Metroscope is the name of my thesis project. It aims at supporting the learning of geometry in primary schools, and explore the possibilities of paper as an interface.

Augmenting Geometry with a camera+project system

Metroscope is a system based on a camera+projector system, the TinkerLamp. The camera detects objects using fiducial markers (like Chilitags). Their position is given to a program, controlled by these objects. With the projector, the program can display a feedback directly on or around the objects.

The TinkerLamp: a camera+projector system for Augmented Reality

Paper as an interface

My thesis aimed at exploring the use of paper as an interface. Instead of using a keyboard, a mouse, and a screen, users can interact directly with pieces of paper.

For example, if a pupil wants to experiment with symmetries, it can use the computer to scan her drawing on one side of an axis, and project its reflection on the other side.

Interacting with a computer via pen and paper

Paper can also be manipulated as an interface without a pen. For example, “tool cards” can tell the computer to display measurements of quadrilaterals made of cardboard.

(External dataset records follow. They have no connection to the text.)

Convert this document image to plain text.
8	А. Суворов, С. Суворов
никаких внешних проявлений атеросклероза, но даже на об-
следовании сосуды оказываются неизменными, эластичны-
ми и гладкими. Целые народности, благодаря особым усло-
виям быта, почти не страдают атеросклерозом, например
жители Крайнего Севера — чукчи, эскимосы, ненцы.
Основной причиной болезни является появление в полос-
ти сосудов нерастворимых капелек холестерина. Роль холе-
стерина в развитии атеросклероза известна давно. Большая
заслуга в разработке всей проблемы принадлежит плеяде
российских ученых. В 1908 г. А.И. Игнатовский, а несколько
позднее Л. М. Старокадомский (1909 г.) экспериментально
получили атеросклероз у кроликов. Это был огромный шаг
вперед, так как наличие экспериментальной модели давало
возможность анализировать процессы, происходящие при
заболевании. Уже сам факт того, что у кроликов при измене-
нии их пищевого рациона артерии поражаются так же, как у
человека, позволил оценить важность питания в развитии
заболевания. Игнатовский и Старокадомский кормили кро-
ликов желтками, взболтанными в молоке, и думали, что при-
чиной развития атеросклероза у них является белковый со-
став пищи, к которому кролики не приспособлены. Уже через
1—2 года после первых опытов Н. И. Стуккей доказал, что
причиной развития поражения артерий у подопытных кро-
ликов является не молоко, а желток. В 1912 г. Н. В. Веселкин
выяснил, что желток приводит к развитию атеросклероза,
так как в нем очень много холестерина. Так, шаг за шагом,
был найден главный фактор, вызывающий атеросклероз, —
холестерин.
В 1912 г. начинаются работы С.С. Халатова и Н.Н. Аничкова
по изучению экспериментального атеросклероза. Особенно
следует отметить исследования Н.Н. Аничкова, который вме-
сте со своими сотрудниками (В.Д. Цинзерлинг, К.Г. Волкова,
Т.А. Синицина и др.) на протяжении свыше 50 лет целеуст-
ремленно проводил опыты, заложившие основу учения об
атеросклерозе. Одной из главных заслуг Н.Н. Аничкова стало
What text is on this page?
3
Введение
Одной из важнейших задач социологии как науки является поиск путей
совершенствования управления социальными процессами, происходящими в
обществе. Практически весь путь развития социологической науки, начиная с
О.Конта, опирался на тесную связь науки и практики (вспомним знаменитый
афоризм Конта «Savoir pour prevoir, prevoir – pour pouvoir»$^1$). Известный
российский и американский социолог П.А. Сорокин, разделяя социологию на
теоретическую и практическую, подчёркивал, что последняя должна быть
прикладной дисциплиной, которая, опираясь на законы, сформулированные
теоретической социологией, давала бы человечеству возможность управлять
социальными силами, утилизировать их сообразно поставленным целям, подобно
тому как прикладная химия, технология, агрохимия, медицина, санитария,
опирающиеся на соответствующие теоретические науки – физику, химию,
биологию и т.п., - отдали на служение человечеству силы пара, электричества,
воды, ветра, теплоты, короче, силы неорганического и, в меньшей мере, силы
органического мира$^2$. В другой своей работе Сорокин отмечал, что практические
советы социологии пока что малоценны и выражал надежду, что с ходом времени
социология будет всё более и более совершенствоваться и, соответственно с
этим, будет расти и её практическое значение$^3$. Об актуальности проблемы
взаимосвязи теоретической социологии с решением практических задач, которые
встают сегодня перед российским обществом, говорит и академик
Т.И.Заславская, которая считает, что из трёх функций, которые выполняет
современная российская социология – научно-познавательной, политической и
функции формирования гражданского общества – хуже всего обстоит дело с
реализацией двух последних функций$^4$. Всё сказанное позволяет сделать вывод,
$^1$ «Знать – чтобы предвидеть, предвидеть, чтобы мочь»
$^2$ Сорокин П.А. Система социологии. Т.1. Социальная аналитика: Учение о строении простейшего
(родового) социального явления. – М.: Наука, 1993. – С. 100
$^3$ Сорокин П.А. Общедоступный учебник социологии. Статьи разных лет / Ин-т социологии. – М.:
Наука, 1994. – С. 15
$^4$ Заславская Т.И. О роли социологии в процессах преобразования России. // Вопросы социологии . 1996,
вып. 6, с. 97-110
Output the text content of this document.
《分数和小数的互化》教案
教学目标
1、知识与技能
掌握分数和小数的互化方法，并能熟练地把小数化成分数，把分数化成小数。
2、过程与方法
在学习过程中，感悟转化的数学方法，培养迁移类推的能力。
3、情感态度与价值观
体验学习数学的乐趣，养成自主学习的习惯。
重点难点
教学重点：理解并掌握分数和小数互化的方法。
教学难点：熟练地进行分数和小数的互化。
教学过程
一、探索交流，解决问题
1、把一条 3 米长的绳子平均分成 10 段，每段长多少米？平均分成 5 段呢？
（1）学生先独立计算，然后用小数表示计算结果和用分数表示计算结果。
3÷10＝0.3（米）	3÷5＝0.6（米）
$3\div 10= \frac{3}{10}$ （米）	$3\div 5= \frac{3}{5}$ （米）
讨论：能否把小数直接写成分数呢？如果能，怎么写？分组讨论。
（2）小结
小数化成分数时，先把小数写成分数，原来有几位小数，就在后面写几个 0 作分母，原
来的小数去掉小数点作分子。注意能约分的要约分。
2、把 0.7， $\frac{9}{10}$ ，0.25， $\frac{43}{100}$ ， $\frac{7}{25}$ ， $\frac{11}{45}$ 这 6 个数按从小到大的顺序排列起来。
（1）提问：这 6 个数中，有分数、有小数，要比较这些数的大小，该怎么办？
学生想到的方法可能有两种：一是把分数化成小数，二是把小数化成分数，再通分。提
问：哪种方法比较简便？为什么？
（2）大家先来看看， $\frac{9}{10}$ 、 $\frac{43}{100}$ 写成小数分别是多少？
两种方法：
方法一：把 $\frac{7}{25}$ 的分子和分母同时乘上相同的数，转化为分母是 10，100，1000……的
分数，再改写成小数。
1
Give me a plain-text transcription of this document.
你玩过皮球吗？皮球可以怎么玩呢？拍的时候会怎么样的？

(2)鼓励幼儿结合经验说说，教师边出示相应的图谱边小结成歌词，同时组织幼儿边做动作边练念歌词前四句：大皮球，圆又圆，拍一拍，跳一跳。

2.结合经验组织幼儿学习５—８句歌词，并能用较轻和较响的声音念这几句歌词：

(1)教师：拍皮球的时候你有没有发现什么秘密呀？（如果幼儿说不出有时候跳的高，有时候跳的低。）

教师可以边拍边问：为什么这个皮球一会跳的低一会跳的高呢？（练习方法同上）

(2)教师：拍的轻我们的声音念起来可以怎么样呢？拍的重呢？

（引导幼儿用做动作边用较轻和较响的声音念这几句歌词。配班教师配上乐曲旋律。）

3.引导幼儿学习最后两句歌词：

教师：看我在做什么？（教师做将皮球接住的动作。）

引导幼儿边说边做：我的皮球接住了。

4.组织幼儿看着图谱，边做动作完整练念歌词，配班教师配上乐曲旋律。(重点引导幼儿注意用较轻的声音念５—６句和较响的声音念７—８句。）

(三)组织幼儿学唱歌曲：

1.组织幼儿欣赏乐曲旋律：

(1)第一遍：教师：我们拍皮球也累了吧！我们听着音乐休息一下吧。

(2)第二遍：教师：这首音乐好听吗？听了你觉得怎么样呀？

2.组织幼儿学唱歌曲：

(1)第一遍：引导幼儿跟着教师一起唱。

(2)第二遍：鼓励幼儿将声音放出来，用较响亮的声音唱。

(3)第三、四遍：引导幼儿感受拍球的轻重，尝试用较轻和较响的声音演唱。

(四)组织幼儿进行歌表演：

Manipulating pieces of paper to interact with a computer

I developed several paper interfaces for various topics in primary school geometry, shown in the following videos: classifying quadrilaterals, using a protractor, symmetries. During her internship, Anna Geiduschek developed another one to explore fractions.

Exploring the possibilities of paper

I tried to explore paper as an interface, using its strengths and affordances rather than emulating existing interfaces with paper. Typically, while it is tempting to use a card as a pointer, it is only a poor approximation of a computer mouse. Similarly, trying to detect the position of fingers on a sheet is a bad way to emulate a touch interface.

Instead, paper has many unique capabilities: it can be used to draw and erase, it can be rotated, shown or hidden, flipped cut, stacked or folded. Further, many practices involve paper: playing cards or board games, paying with bank notes or tickets, filling forms, etc.

Children learn early the many ways of using paper

These practices are already familiar to everyone. They are part of our culture and children are taugh very early to cut, paste, write, and use paper in many ways. Paper is a technology so omni present that we don’t even notice it. Schools, offices and homes are filled with sheets, notebooks, maps, books. From the design point of view, paper is a cheap, renewable, mobile, light material. It is a platform commonly supported by common digital devices like printers, scanners, faxes and digital tools like rulers, scissors, tape…

Paper as an interface can easily leverage this huge opportunity field. It is actually this belief that led me to become a freelance developer, in the hope that I could explore this new frontier.